Ces fondamentaux constituent les lignes rouges du secteur culturel.

Toute modification du régime entraînerait une potentielle régression des droits des travailleur·euses des arts et une insécurité juridique permanente, poussant de nombreux·ses travailleur·euses des arts à quitter le secteur.

Un secteur qui génère beaucoup d’emplois

Le secteur culturel représente environ 5 % du PIB belge. Selon le cadastre de l’emploi culturel en Fédération Wallonie-Bruxelles (mars 2025), il génère plus de 101.500 emplois rien qu’en Belgique francophone.

Mais précaires

Parmi eux, les travailleur·euses des arts – pourtant au cœur de la création et de la vitalité du secteur et sans lesquels tout l’écosystème culturel s’effondrerait – perçoivent en moyenne à peine 12.688 euros bruts par an.

Une organisation du travail spécifique

La réforme a reconnu les réalités spécifiques du travail artistique : l’intermittence comme une contingence inhérente au métier artistique, ainsi que le travail invisibilisé nécessaire à la création de projets qui intervient régulièrement entre les périodes d’engagement contractuel, l’imprévisibilité des revenus souvent faibles, la courte durée des contrats, la diversité des types de revenus et des modèles de rémunération, la diversité des emplois et des employeur·euses, un faible pouvoir de négociation face à l’entité contractante.

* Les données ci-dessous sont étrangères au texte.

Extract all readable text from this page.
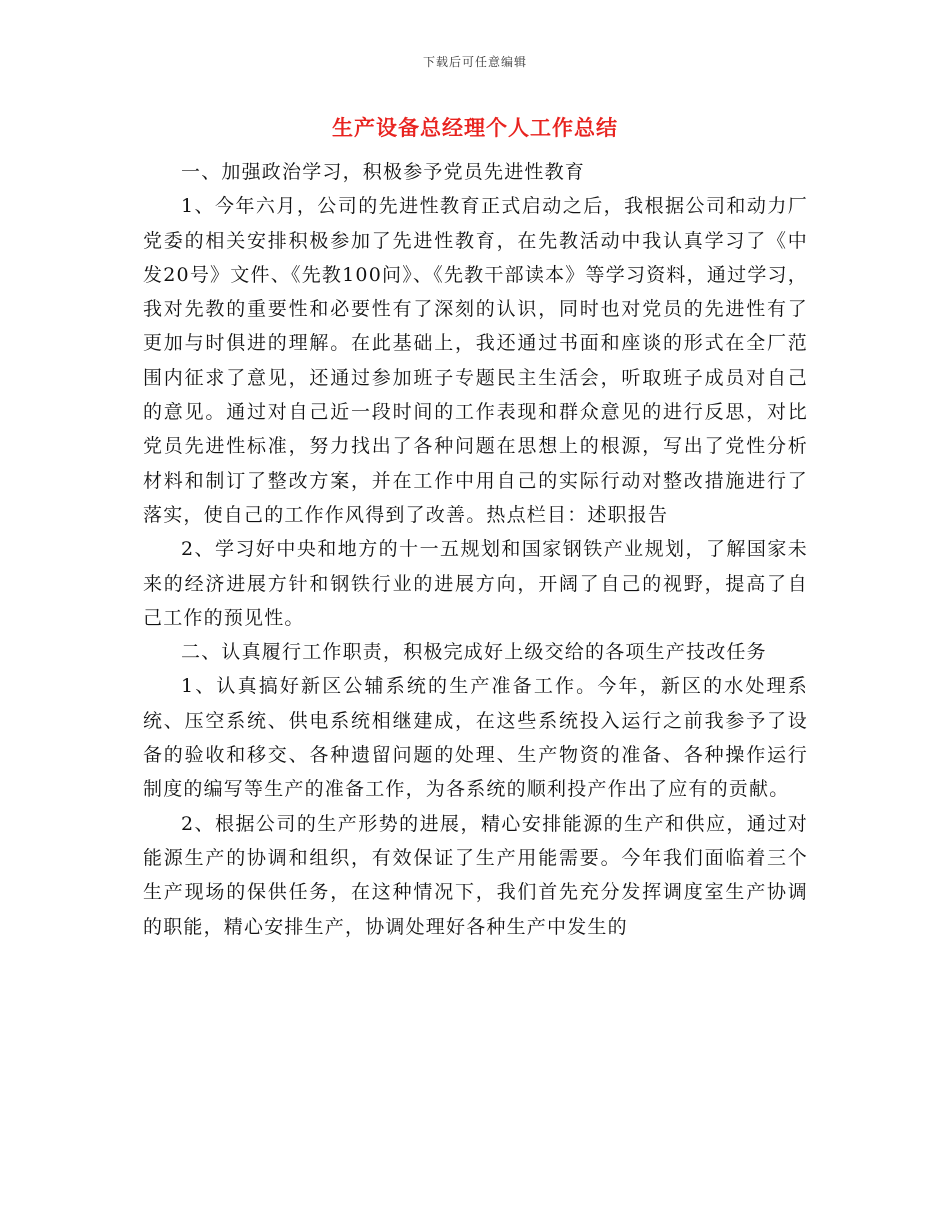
下载后可任意编辑
生产设备总经理个人工作总结

一、加强政治学习，积极参予党员先进性教育

1、今年六月，公司的先进性教育正式启动之后，我根据公司和动力厂党委的相关安排积极参加了先进性教育，在先教活动中我认真学习了《中发20号》文件、《先教100问》、《先教干部读本》等学习资料，通过学习，我对先教的重要性和必要性有了深刻的认识，同时也对党员的先进性有了更加与时俱进的理解。在此基础上，我还通过书面和座谈的形式在全厂范围内征求了意见，还通过参加班子专题民主生活会，听取班子成员对自己的意见。通过对自己近一段时间的工作表现和群众意见的进行反思，对比党员先进性标准，努力找出了各种问题在思想上的根源，写出了党性分析材料和制订了整改方案，并在工作中用自己的实际行动对整改措施进行了落实，使自己的工作作风得到了改善。热点栏目：述职报告

2、学习好中央和地方的十一五规划和国家钢铁产业规划，了解国家未来的经济进展方针和钢铁行业的进展方向，开阔了自己的视野，提高了自己工作的预见性。

二、认真履行工作职责，积极完成好上级交给的各项生产技改任务

1、认真搞好新区公辅系统的生产准备工作。今年，新区的水处理系统、压空系统、供电系统相继建成，在这些系统投入运行之前我参予了设备的验收和移交、各种遗留问题的处理、生产物资的准备、各种操作运行制度的编写等生产的准备工作，为各系统的顺利投产作出了应有的贡献。

2、根据公司的生产形势的进展，精心安排能源的生产和供应，通过对能源生产的协调和组织，有效保证了生产用能需要。今年我们面临着三个生产现场的保供任务，在这种情况下，我们首先充分发挥调度室生产协调的职能，精心安排生产，协调处理好各种生产中发生的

Une protection sociale sur mesure à renouveler régulièrement

L’allocation des arts n’est pas un revenu garanti à vie : son accès est complexe, encadré et toujours limité dans le temps. Pour les artistes créateur·ices qui peuvent vendre des œuvres (auteur·ices, plasticien·nes…), le contrat 1bis permet de cotiser à la sécurité sociale, d’être ainsi assimilé·es à des salarié·es et de s’assurer une protection sociale.

Stop à la désinformation !

… Les montants versés ont augmenté de façon exponentielle ? C’est faux.

L’accord de gouvernement précédent prévoyait un budget annuel de 75 millions d’euros en plus du budget initial de 60 millions d’euros. Un retard dans la mise en place de la Commission du travail des arts a entraîné une correction technique des tableaux budgétaires liés à la sous consommation pour les années 2023 et 2024. On reste donc dans le cadre budgétaire prévu pour cette réforme concertée et budgétée.

… Le nombre de bénéficiaires a augmenté de façon exponentielle ? Cette affirmation est inexacte.

Mathématiquement, le calcul est erroné, le taux de croissance des bénéficiaires ayant chuté de 59% (entre 2022-23 et 2023-24). De plus, rappelons que comme l’accès aux allocations a été adapté, il est prévu que plus d’artistes créateur·ices et plus de jeunes puissent en bénéficier pour démarrer leur carrière. Par contre, personne ne sait si les anciens et surtout les anciennes bénéficiaires pourront maintenir leurs droits après le premier renouvellement des allocations en octobre 2025 et après le premier renouvellement d’attestation en janvier 2029. Ce n’est qu’à ce moment-là que la réforme aura déployé tous ses effets et que nous pourrons réellement l’évaluer.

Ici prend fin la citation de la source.